September 7, 2025
Real Estate

Building an integrated approach to real estate sustainability

Bold steps real estate leaders can take to help accelerate the transition to a low-emission future

Climate-action policies and market forces are driving innovations across industrial systems, infrastructure, and supply chains, while introducing new opportunities by which organizations can create competitive advantage. Deloitte Global estimates that achieving net-zero emissions by mid-century could increase the size of the world economy by US$43 trillion through 2070.

Catalysts for real estate investment in sustainability

The real estate industry has an important role to play in achieving rapid global decarbonization. Multiple, converging forces point to the need for real estate organizations to adopt a more integrated approach to tackling—and reaching—sustainability goals. They also illustrate a need for firms to focus on sustainability investments now. These include:

Tenant expectations

From 2022 to 2023, the number of corporate occupiers, including large office, retail, or industrial tenants with validated, science-based greenhouse gas reduction targets doubled. Demand for low-carbon spaces, those that have lower emissions from property operations, is expected to outstrip new supply: For approximately every 30 square feet of demand, only 10 square feet is expected to be built by 2030. Reduced demand for inefficient buildings can significantly increase the risk of stranded assets and further widen the pricing gap between sustainable and non-sustainable assets.

Insurability

The intensity and frequency of extreme climate events have proliferated over the past several decades. The ensuing disaster losses have contributed to a spike in real estate organizations’ insurance costs: They’ve doubled from 10 years ago. Some insurance companies have withdrawn from high-climate-risk markets altogether. In Deloitte’s 2024 FSI Predictions series, we forecast insurance costs per building in high-risk states to double again by 2030, increasing by over 10% a year.

Decarbonization

In 2024, the Biden administration released the US National Blueprint for Decarbonizing the Economy. It targets a 35% reduction in building energy use intensity per unit of floor area by 2035 and a 50% reduction by 2050. Advances toward achieving these objectives could require building retrofits to augment energy sources or additional resource consumption efforts.

Renewable energy

The International Renewable Energy Agency’s 2023 report reveals that, when comparing all of the climate change mitigation efforts real estate owners can take, incorporating renewable sources for electricity and heating, ventilation, and air conditioning (HVAC) systems would do the most to help keep the average global temperature rise below 1.5 degrees Celsius. Regulations around the globe, such as the Inflation Reduction Act in the United States, and The Green Deal Industrial Plan or the REPowerEU Plan in Europe are creating a more supportive environment for real estate owners to invest in renewable energy sources.

Material circularity

Governments around the world are directing organizations to take a more holistic approach to whole-life carbon assessments, including sourcing, disposal, and reuse of materials. In Europe, regulations like the Carbon Border Adjustment Mechanism target imports of carbon-intensive materials such as cement, iron, steel, and aluminum into the European Union and prevent manufacturing displacement to countries with less stringent emission regulations.
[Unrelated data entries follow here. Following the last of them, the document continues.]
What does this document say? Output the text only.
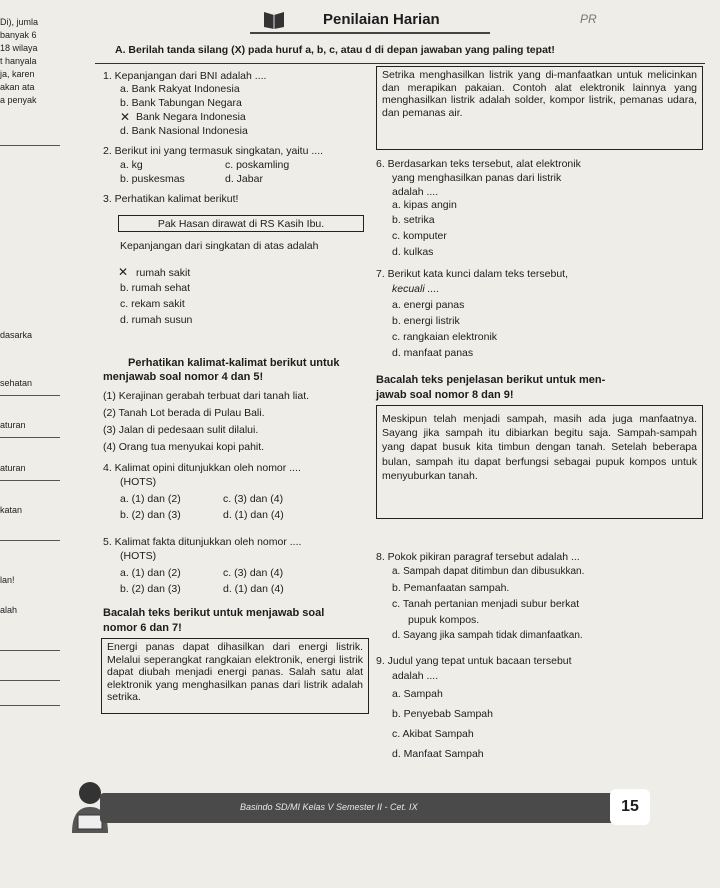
Penilaian Harian	PR
A. Berilah tanda silang (X) pada huruf a, b, c, atau d di depan jawaban yang paling tepat!
Di), jumla
banyak 6
18 wilaya
t hanyala
ja, karen
akan ata
a penyak
dasarka
sehatan
aturan
aturan
katan
lan!
alah
1. Kepanjangan dari BNI adalah ....
a. Bank Rakyat Indonesia
b. Bank Tabungan Negara
✕ Bank Negara Indonesia
d. Bank Nasional Indonesia
2. Berikut ini yang termasuk singkatan, yaitu ....
a. kg	c. poskamling
b. puskesmas	d. Jabar
3. Perhatikan kalimat berikut!
Pak Hasan dirawat di RS Kasih Ibu.
Kepanjangan dari singkatan di atas adalah
✕ rumah sakit
b. rumah sehat
c. rekam sakit
d. rumah susun
Perhatikan kalimat-kalimat berikut untuk
menjawab soal nomor 4 dan 5!
(1) Kerajinan gerabah terbuat dari tanah liat.
(2) Tanah Lot berada di Pulau Bali.
(3) Jalan di pedesaan sulit dilalui.
(4) Orang tua menyukai kopi pahit.
4. Kalimat opini ditunjukkan oleh nomor ....
(HOTS)
a. (1) dan (2)	c. (3) dan (4)
b. (2) dan (3)	d. (1) dan (4)
5. Kalimat fakta ditunjukkan oleh nomor ....
(HOTS)
a. (1) dan (2)	c. (3) dan (4)
b. (2) dan (3)	d. (1) dan (4)
Bacalah teks berikut untuk menjawab soal
nomor 6 dan 7!
Energi panas dapat dihasilkan dari energi listrik. Melalui seperangkat rangkaian elektronik, energi listrik dapat diubah menjadi energi panas. Salah satu alat elektronik yang menghasilkan panas dari listrik adalah setrika.
Setrika menghasilkan listrik yang di-manfaatkan untuk melicinkan dan merapikan pakaian. Contoh alat elektronik lainnya yang menghasilkan listrik adalah solder, kompor listrik, pemanas udara, dan pemanas air.
6. Berdasarkan teks tersebut, alat elektronik
yang menghasilkan panas dari listrik
adalah ....
a. kipas angin
b. setrika
c. komputer
d. kulkas
7. Berikut kata kunci dalam teks tersebut,
kecuali ....
a. energi panas
b. energi listrik
c. rangkaian elektronik
d. manfaat panas
Bacalah teks penjelasan berikut untuk men-
jawab soal nomor 8 dan 9!
Meskipun telah menjadi sampah, masih ada juga manfaatnya. Sayang jika sampah itu dibiarkan begitu saja. Sampah-sampah yang dapat busuk kita timbun dengan tanah. Setelah beberapa bulan, sampah itu dapat berfungsi sebagai pupuk kompos untuk menyuburkan tanah.
8. Pokok pikiran paragraf tersebut adalah ...
a. Sampah dapat ditimbun dan dibusukkan.
b. Pemanfaatan sampah.
c. Tanah pertanian menjadi subur berkat
pupuk kompos.
d. Sayang jika sampah tidak dimanfaatkan.
9. Judul yang tepat untuk bacaan tersebut
adalah ....
a. Sampah
b. Penyebab Sampah
c. Akibat Sampah
d. Manfaat Sampah
Basindo SD/MI Kelas V Semester II - Cet. IX	15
Operationalizing sustainability: addressing challenges, identifying stakeholders

Near-term challenges may impede real estate firms’ sustainability progress. Challenges to greater cross-functionality of even core business functions in real estate exist both structurally and culturally. Some organizations have been run with fixed team structures, commoditized information, and some even operate as independent companies by geography. Siloed operations and ways of thinking can also be key challenges: At best, siloed departments are not speaking the same language and, at worst, they’re simply not talking to each other. And by not talking to each other, they may not know that their interests are aligned.

One big obstacle to investment is the difficulty assessing the return on investment of sustainability investments. In Deloitte’s 2024 Commercial Real Estate Outlook survey, nearly half of the real estate CFO respondents were unable to identify the tie between sustainability strategies and financial returns. To help gain visibility into how sustainability investments can help drive financial ROI and manage risk, real estate firms can adopt a multidisciplinary, integrated approach that aligns sustainability with other business functions of the organization. They can take a targeted approach that leverages comprehensive industry-specific solutions to help achieve sustainability goals while also enhancing operational efficiencies, driving sustainable growth, and pursuing competitive advantage in a rapidly evolving market. This can help provide leaders with a fuller picture of how investments are paying off—and what still needs to be done across the enterprise.